# Preserving a bloody arrow



## heilman181 (Mar 24, 2006)

btcruiser said:


> I shot a black bear this past fall and want to save the arrow I shot him with. The arrow is all bloody and has bear hair on it. Question is, do I have to do something to the arrow to preserve it and the blood on it? I want to keep the arrow and broadhead to display with my half body mount. What do I do...if anything?


I have no clue if this would do anything, but I wonder if a spray can of clearcoat would work?


----------



## bsk72512 (Dec 12, 2005)

That is a good question. As the blood dries it gets darker and you can if left on its own still see it years later. I have an arrow I took my first moose with and the blood is still evident 9 years later. A light coat of an acrylic clear sealer sprayed on might preserve it longer. Good luck on this one.

2C


----------



## btcruiser (May 26, 2007)

The blood is already getting darker as time has passed. If you touch the arrow, blood does come off now. I thought about spraying it with clear coat, but is it worth the risk that it will damage the arrow or existing blood? Has anyone tried this technique?


----------



## bsk72512 (Dec 12, 2005)

Acrylic is water Based so no damage to arrow, If you shoot it with a semi dry coat first it should hold fast the blood. Let it dry and the give it a finish coat.
I would try a small spot on the arrow to test.

Semi Gloss would show best I would think.


----------



## TLong (Jan 12, 2009)

I wonder if you were to frame it in like a shadow box type deal, if that would either slow or stop the fading? Then you could put the "shadow box" under your mount or just hang it. Not sure about the acrylic. One of those "It looked good on paper" type things.


----------



## btcruiser (May 26, 2007)

I don't think a shadow box would do the trick, unless it's air tight. I think I'm going to try the acylic today and see what happens. I'll post my results later for everyone who might want to do this in the future.


----------



## bsk72512 (Dec 12, 2005)

Reason why I said try the acrylic is I once had to do a Long Eared Owl Mount. The bird had been hit by a car and the Vole that it had killed was still in its talons with blood on them. Bird was very clean and needed little to no washing basically white gas to give it shine once mounted. I used the water based clear on the talons to preserve the blood look as I also mounted the Vole in its talons using the same death holes created when the owl grabbed him. 

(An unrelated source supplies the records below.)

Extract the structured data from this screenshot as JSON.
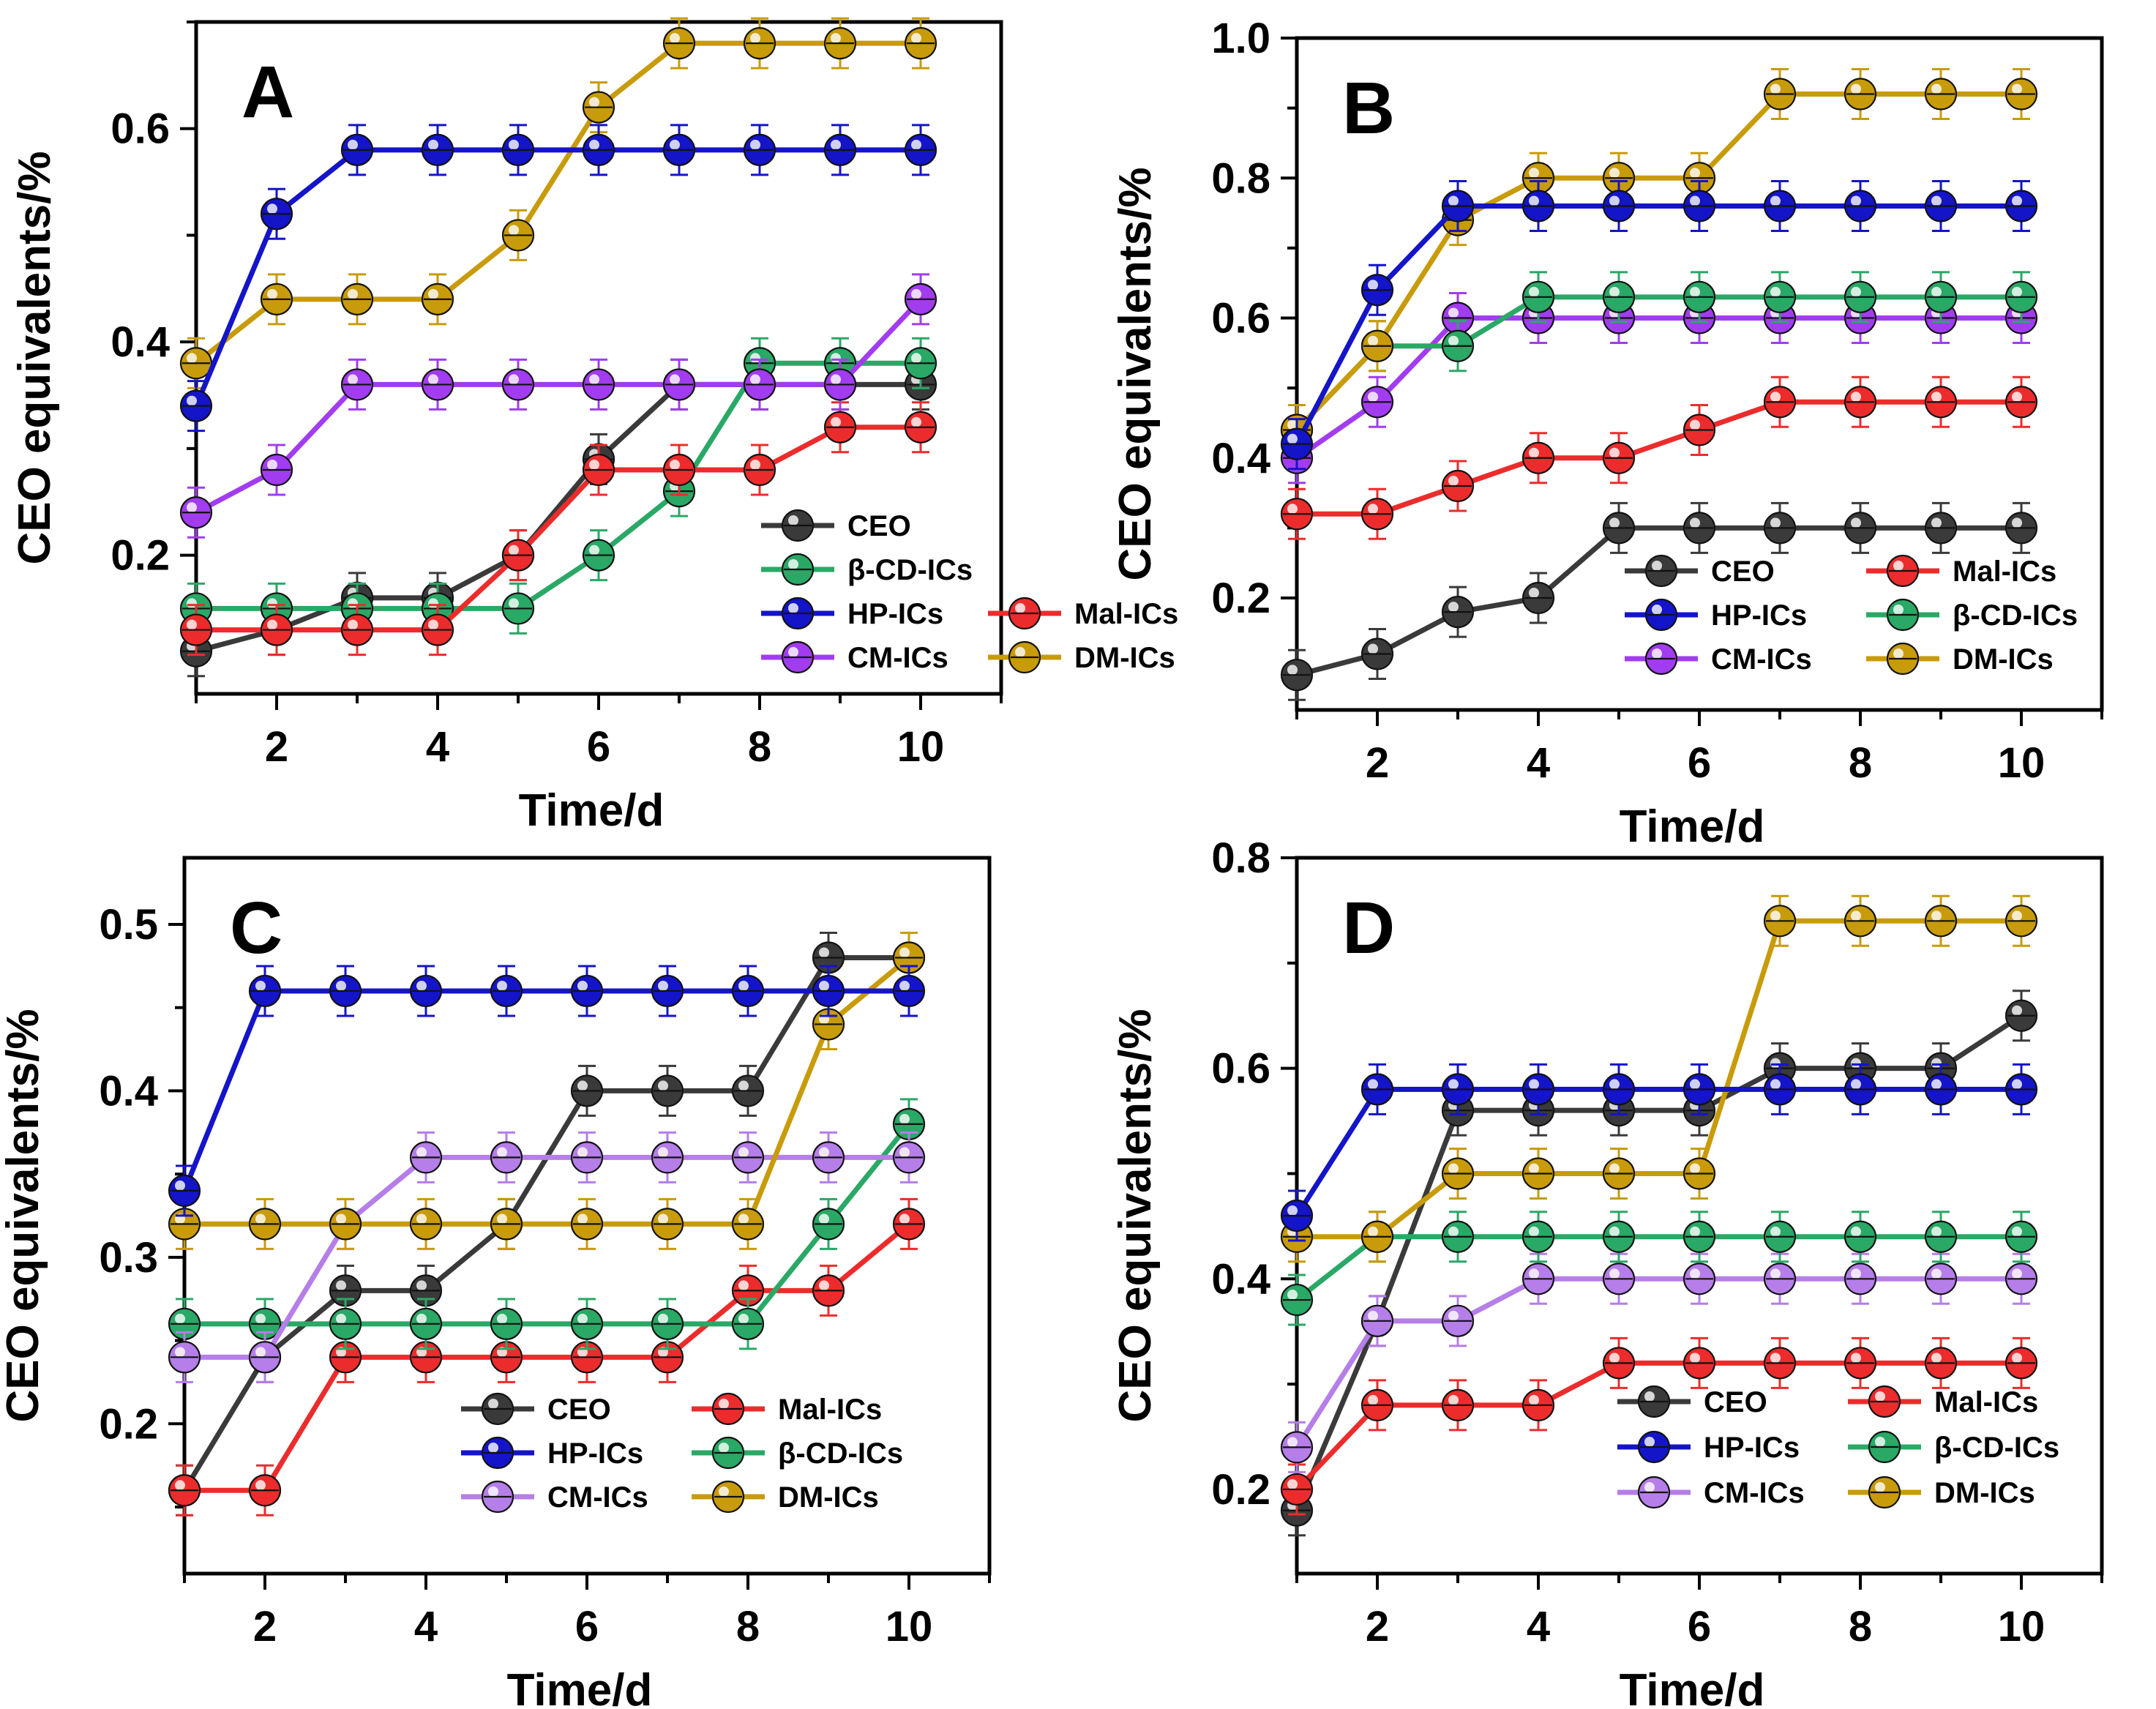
{
  "colors": {
    "CEO": "#3a3a3a",
    "Mal-ICs": "#ec2c2c",
    "HP-ICs": "#1414c8",
    "β-CD-ICs": "#2aa866",
    "DM-ICs": "#c89b0a"
  },
  "chart_data": [
    {
      "type": "line",
      "panel": "A",
      "xlabel": "Time/d",
      "ylabel": "CEO equivalents/%",
      "xlim": [
        1,
        11
      ],
      "ylim": [
        0.07,
        0.7
      ],
      "xticks": [
        2,
        4,
        6,
        8,
        10
      ],
      "yticks": [
        0.2,
        0.4,
        0.6
      ],
      "ytick_labels": [
        "0.2",
        "0.4",
        "0.6"
      ],
      "legend_position": "lower-right",
      "legend_layout": [
        [
          "CEO"
        ],
        [
          "β-CD-ICs"
        ],
        [
          "HP-ICs",
          "Mal-ICs"
        ],
        [
          "CM-ICs",
          "DM-ICs"
        ]
      ],
      "series": [
        {
          "name": "CEO",
          "color": "#3a3a3a",
          "x": [
            1,
            2,
            3,
            4,
            5,
            6,
            7,
            8,
            9,
            10
          ],
          "values": [
            0.11,
            0.13,
            0.16,
            0.16,
            0.2,
            0.29,
            0.36,
            0.36,
            0.36,
            0.36
          ]
        },
        {
          "name": "β-CD-ICs",
          "color": "#2aa866",
          "x": [
            1,
            2,
            3,
            4,
            5,
            6,
            7,
            8,
            9,
            10
          ],
          "values": [
            0.15,
            0.15,
            0.15,
            0.15,
            0.15,
            0.2,
            0.26,
            0.38,
            0.38,
            0.38
          ]
        },
        {
          "name": "Mal-ICs",
          "color": "#ec2c2c",
          "x": [
            1,
            2,
            3,
            4,
            5,
            6,
            7,
            8,
            9,
            10
          ],
          "values": [
            0.13,
            0.13,
            0.13,
            0.13,
            0.2,
            0.28,
            0.28,
            0.28,
            0.32,
            0.32
          ]
        },
        {
          "name": "CM-ICs",
          "color": "#a23cf0",
          "x": [
            1,
            2,
            3,
            4,
            5,
            6,
            7,
            8,
            9,
            10
          ],
          "values": [
            0.24,
            0.28,
            0.36,
            0.36,
            0.36,
            0.36,
            0.36,
            0.36,
            0.36,
            0.44
          ]
        },
        {
          "name": "DM-ICs",
          "color": "#c89b0a",
          "x": [
            1,
            2,
            3,
            4,
            5,
            6,
            7,
            8,
            9,
            10
          ],
          "values": [
            0.38,
            0.44,
            0.44,
            0.44,
            0.5,
            0.62,
            0.68,
            0.68,
            0.68,
            0.68
          ]
        },
        {
          "name": "HP-ICs",
          "color": "#1414c8",
          "x": [
            1,
            2,
            3,
            4,
            5,
            6,
            7,
            8,
            9,
            10
          ],
          "values": [
            0.34,
            0.52,
            0.58,
            0.58,
            0.58,
            0.58,
            0.58,
            0.58,
            0.58,
            0.58
          ]
        }
      ]
    },
    {
      "type": "line",
      "panel": "B",
      "xlabel": "Time/d",
      "ylabel": "CEO equivalents/%",
      "xlim": [
        1,
        11
      ],
      "ylim": [
        0.04,
        1.0
      ],
      "xticks": [
        2,
        4,
        6,
        8,
        10
      ],
      "yticks": [
        0.2,
        0.4,
        0.6,
        0.8,
        1.0
      ],
      "ytick_labels": [
        "0.2",
        "0.4",
        "0.6",
        "0.8",
        "1.0"
      ],
      "legend_position": "bottom-right",
      "legend_layout": [
        [
          "CEO",
          "Mal-ICs"
        ],
        [
          "HP-ICs",
          "β-CD-ICs"
        ],
        [
          "CM-ICs",
          "DM-ICs"
        ]
      ],
      "series": [
        {
          "name": "CEO",
          "color": "#3a3a3a",
          "x": [
            1,
            2,
            3,
            4,
            5,
            6,
            7,
            8,
            9,
            10
          ],
          "values": [
            0.09,
            0.12,
            0.18,
            0.2,
            0.3,
            0.3,
            0.3,
            0.3,
            0.3,
            0.3
          ]
        },
        {
          "name": "Mal-ICs",
          "color": "#ec2c2c",
          "x": [
            1,
            2,
            3,
            4,
            5,
            6,
            7,
            8,
            9,
            10
          ],
          "values": [
            0.32,
            0.32,
            0.36,
            0.4,
            0.4,
            0.44,
            0.48,
            0.48,
            0.48,
            0.48
          ]
        },
        {
          "name": "CM-ICs",
          "color": "#a23cf0",
          "x": [
            1,
            2,
            3,
            4,
            5,
            6,
            7,
            8,
            9,
            10
          ],
          "values": [
            0.4,
            0.48,
            0.6,
            0.6,
            0.6,
            0.6,
            0.6,
            0.6,
            0.6,
            0.6
          ]
        },
        {
          "name": "β-CD-ICs",
          "color": "#2aa866",
          "x": [
            1,
            2,
            3,
            4,
            5,
            6,
            7,
            8,
            9,
            10
          ],
          "values": [
            0.44,
            0.56,
            0.56,
            0.63,
            0.63,
            0.63,
            0.63,
            0.63,
            0.63,
            0.63
          ]
        },
        {
          "name": "DM-ICs",
          "color": "#c89b0a",
          "x": [
            1,
            2,
            3,
            4,
            5,
            6,
            7,
            8,
            9,
            10
          ],
          "values": [
            0.44,
            0.56,
            0.74,
            0.8,
            0.8,
            0.8,
            0.92,
            0.92,
            0.92,
            0.92
          ]
        },
        {
          "name": "HP-ICs",
          "color": "#1414c8",
          "x": [
            1,
            2,
            3,
            4,
            5,
            6,
            7,
            8,
            9,
            10
          ],
          "values": [
            0.42,
            0.64,
            0.76,
            0.76,
            0.76,
            0.76,
            0.76,
            0.76,
            0.76,
            0.76
          ]
        }
      ]
    },
    {
      "type": "line",
      "panel": "C",
      "xlabel": "Time/d",
      "ylabel": "CEO equivalents/%",
      "xlim": [
        1,
        11
      ],
      "ylim": [
        0.11,
        0.54
      ],
      "xticks": [
        2,
        4,
        6,
        8,
        10
      ],
      "yticks": [
        0.2,
        0.3,
        0.4,
        0.5
      ],
      "ytick_labels": [
        "0.2",
        "0.3",
        "0.4",
        "0.5"
      ],
      "legend_position": "bottom-right",
      "legend_layout": [
        [
          "CEO",
          "Mal-ICs"
        ],
        [
          "HP-ICs",
          "β-CD-ICs"
        ],
        [
          "CM-ICs",
          "DM-ICs"
        ]
      ],
      "series": [
        {
          "name": "CEO",
          "color": "#3a3a3a",
          "x": [
            1,
            2,
            3,
            4,
            5,
            6,
            7,
            8,
            9,
            10
          ],
          "values": [
            0.16,
            0.24,
            0.28,
            0.28,
            0.32,
            0.4,
            0.4,
            0.4,
            0.48,
            0.48
          ]
        },
        {
          "name": "Mal-ICs",
          "color": "#ec2c2c",
          "x": [
            1,
            2,
            3,
            4,
            5,
            6,
            7,
            8,
            9,
            10
          ],
          "values": [
            0.16,
            0.16,
            0.24,
            0.24,
            0.24,
            0.24,
            0.24,
            0.28,
            0.28,
            0.32
          ]
        },
        {
          "name": "β-CD-ICs",
          "color": "#2aa866",
          "x": [
            1,
            2,
            3,
            4,
            5,
            6,
            7,
            8,
            9,
            10
          ],
          "values": [
            0.26,
            0.26,
            0.26,
            0.26,
            0.26,
            0.26,
            0.26,
            0.26,
            0.32,
            0.38
          ]
        },
        {
          "name": "CM-ICs",
          "color": "#b57ee8",
          "x": [
            1,
            2,
            3,
            4,
            5,
            6,
            7,
            8,
            9,
            10
          ],
          "values": [
            0.24,
            0.24,
            0.32,
            0.36,
            0.36,
            0.36,
            0.36,
            0.36,
            0.36,
            0.36
          ]
        },
        {
          "name": "DM-ICs",
          "color": "#c89b0a",
          "x": [
            1,
            2,
            3,
            4,
            5,
            6,
            7,
            8,
            9,
            10
          ],
          "values": [
            0.32,
            0.32,
            0.32,
            0.32,
            0.32,
            0.32,
            0.32,
            0.32,
            0.44,
            0.48
          ]
        },
        {
          "name": "HP-ICs",
          "color": "#1414c8",
          "x": [
            1,
            2,
            3,
            4,
            5,
            6,
            7,
            8,
            9,
            10
          ],
          "values": [
            0.34,
            0.46,
            0.46,
            0.46,
            0.46,
            0.46,
            0.46,
            0.46,
            0.46,
            0.46
          ]
        }
      ]
    },
    {
      "type": "line",
      "panel": "D",
      "xlabel": "Time/d",
      "ylabel": "CEO equivalents/%",
      "xlim": [
        1,
        11
      ],
      "ylim": [
        0.12,
        0.8
      ],
      "xticks": [
        2,
        4,
        6,
        8,
        10
      ],
      "yticks": [
        0.2,
        0.4,
        0.6,
        0.8
      ],
      "ytick_labels": [
        "0.2",
        "0.4",
        "0.6",
        "0.8"
      ],
      "legend_position": "bottom-right",
      "legend_layout": [
        [
          "CEO",
          "Mal-ICs"
        ],
        [
          "HP-ICs",
          "β-CD-ICs"
        ],
        [
          "CM-ICs",
          "DM-ICs"
        ]
      ],
      "series": [
        {
          "name": "CEO",
          "color": "#3a3a3a",
          "x": [
            1,
            2,
            3,
            4,
            5,
            6,
            7,
            8,
            9,
            10
          ],
          "values": [
            0.18,
            0.36,
            0.56,
            0.56,
            0.56,
            0.56,
            0.6,
            0.6,
            0.6,
            0.65
          ]
        },
        {
          "name": "Mal-ICs",
          "color": "#ec2c2c",
          "x": [
            1,
            2,
            3,
            4,
            5,
            6,
            7,
            8,
            9,
            10
          ],
          "values": [
            0.2,
            0.28,
            0.28,
            0.28,
            0.32,
            0.32,
            0.32,
            0.32,
            0.32,
            0.32
          ]
        },
        {
          "name": "CM-ICs",
          "color": "#b57ee8",
          "x": [
            1,
            2,
            3,
            4,
            5,
            6,
            7,
            8,
            9,
            10
          ],
          "values": [
            0.24,
            0.36,
            0.36,
            0.4,
            0.4,
            0.4,
            0.4,
            0.4,
            0.4,
            0.4
          ]
        },
        {
          "name": "β-CD-ICs",
          "color": "#2aa866",
          "x": [
            1,
            2,
            3,
            4,
            5,
            6,
            7,
            8,
            9,
            10
          ],
          "values": [
            0.38,
            0.44,
            0.44,
            0.44,
            0.44,
            0.44,
            0.44,
            0.44,
            0.44,
            0.44
          ]
        },
        {
          "name": "DM-ICs",
          "color": "#c89b0a",
          "x": [
            1,
            2,
            3,
            4,
            5,
            6,
            7,
            8,
            9,
            10
          ],
          "values": [
            0.44,
            0.44,
            0.5,
            0.5,
            0.5,
            0.5,
            0.74,
            0.74,
            0.74,
            0.74
          ]
        },
        {
          "name": "HP-ICs",
          "color": "#1414c8",
          "x": [
            1,
            2,
            3,
            4,
            5,
            6,
            7,
            8,
            9,
            10
          ],
          "values": [
            0.46,
            0.58,
            0.58,
            0.58,
            0.58,
            0.58,
            0.58,
            0.58,
            0.58,
            0.58
          ]
        }
      ]
    }
  ]
}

Again Try a small spot first to see if it will work.

Good Luck


----------



## btcruiser (May 26, 2007)

The acrylic clear spray worked great. The only thing I would change is I would use the matte finish instead on the gloss. The glass makes the arrow look fake, the matte would have made it look more natural.


----------



## scrapewatcher (Apr 14, 2009)

btcruiser said:


> The acrylic clear spray worked great. The only thing I would change is I would use the matte finish instead on the gloss. The glass makes the arrow look fake, the matte would have made it look more natural.


spray a light coat of matt over the simigloss and it will distort the simigloss and it will not look so glossy.


----------



## Fletcher43 (Aug 30, 2005)

*blood*

should have put some deer (or bear) blood on a different arrow and did some good old fashion experiementing!!(something to think about)


----------